Code is the language that sits between all digital and physical systems and between all software systems and users. LLMs’ ability to make interfacing with digital systems easy for nonexperts will have a dramatic impact on a huge range of technologies that have struggled with adoption due to this lack of expertise. Among them are 3D printing, generative design, cobots and other forms of small robotics, as well as machine learning for a variety of basic optimization problems, from factory floors to marketing budgets. It will also dramatically accelerate any application where parsing a lot of natural language data is a major barrier: Small AI applications are particularly important here;things like materials informatics and predictive maintenance will really benefit from this capability in addition to being easier to interface with. 
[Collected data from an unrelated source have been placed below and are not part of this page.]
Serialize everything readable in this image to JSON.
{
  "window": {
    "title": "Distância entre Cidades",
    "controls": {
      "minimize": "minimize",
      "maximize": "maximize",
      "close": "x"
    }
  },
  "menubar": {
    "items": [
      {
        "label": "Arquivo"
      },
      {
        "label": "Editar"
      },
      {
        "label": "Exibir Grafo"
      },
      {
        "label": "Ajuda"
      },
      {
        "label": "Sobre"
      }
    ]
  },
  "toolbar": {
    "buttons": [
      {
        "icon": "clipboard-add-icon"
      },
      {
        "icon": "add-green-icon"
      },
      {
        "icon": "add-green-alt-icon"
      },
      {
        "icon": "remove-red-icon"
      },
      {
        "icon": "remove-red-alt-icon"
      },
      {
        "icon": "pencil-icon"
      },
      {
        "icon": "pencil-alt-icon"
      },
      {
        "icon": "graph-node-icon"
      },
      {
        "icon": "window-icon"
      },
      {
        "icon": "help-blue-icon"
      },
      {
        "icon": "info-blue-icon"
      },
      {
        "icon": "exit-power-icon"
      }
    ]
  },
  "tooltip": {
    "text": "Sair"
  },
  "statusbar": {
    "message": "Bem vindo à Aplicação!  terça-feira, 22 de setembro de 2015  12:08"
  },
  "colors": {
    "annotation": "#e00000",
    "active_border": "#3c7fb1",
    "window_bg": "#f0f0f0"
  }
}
All told, the AI revolution will mean that all these technologies, many of which have been around for more than a decade with relatively slow adoption, will suddenly take off. These technologies will create a lot of value, which will mostly be captured by the companies that own them: the generative design companies, the predictive maintenance companies, the cobots companies. Use of LLMs will scale, but these applications won’t drive a ton of volume: Generative design just doesn’t have that many users relative to, say, web search. LLMs themselves will remain a very expensive, economically risky service, provided by a handful of major companies. Headlines will say the AI revolution has failed and really we should have been excited about materials informatics, or predictive maintenance, or cobots, but this really wasn’t the case: LLMs will have played a crucial role in the adoption of a huge range of technologies. 

The invisibility of LLMs’ likely successes behind the scenes — along with their high visibility for trivial or annoying applications, like wonky customer service chatbots — will cement AI’s reputation as a failure. Don’t cry for the developers, though: Once these applications start having real impact, big LLM players will likely end up capturing a lot of the value created by these application developers, either through acquisition or app-store-style monopoly pricing. But there will still be a lot of value to be gained by the users of these systems, reaping benefits of greater implementation of efficiency- and productivity-boosting tech.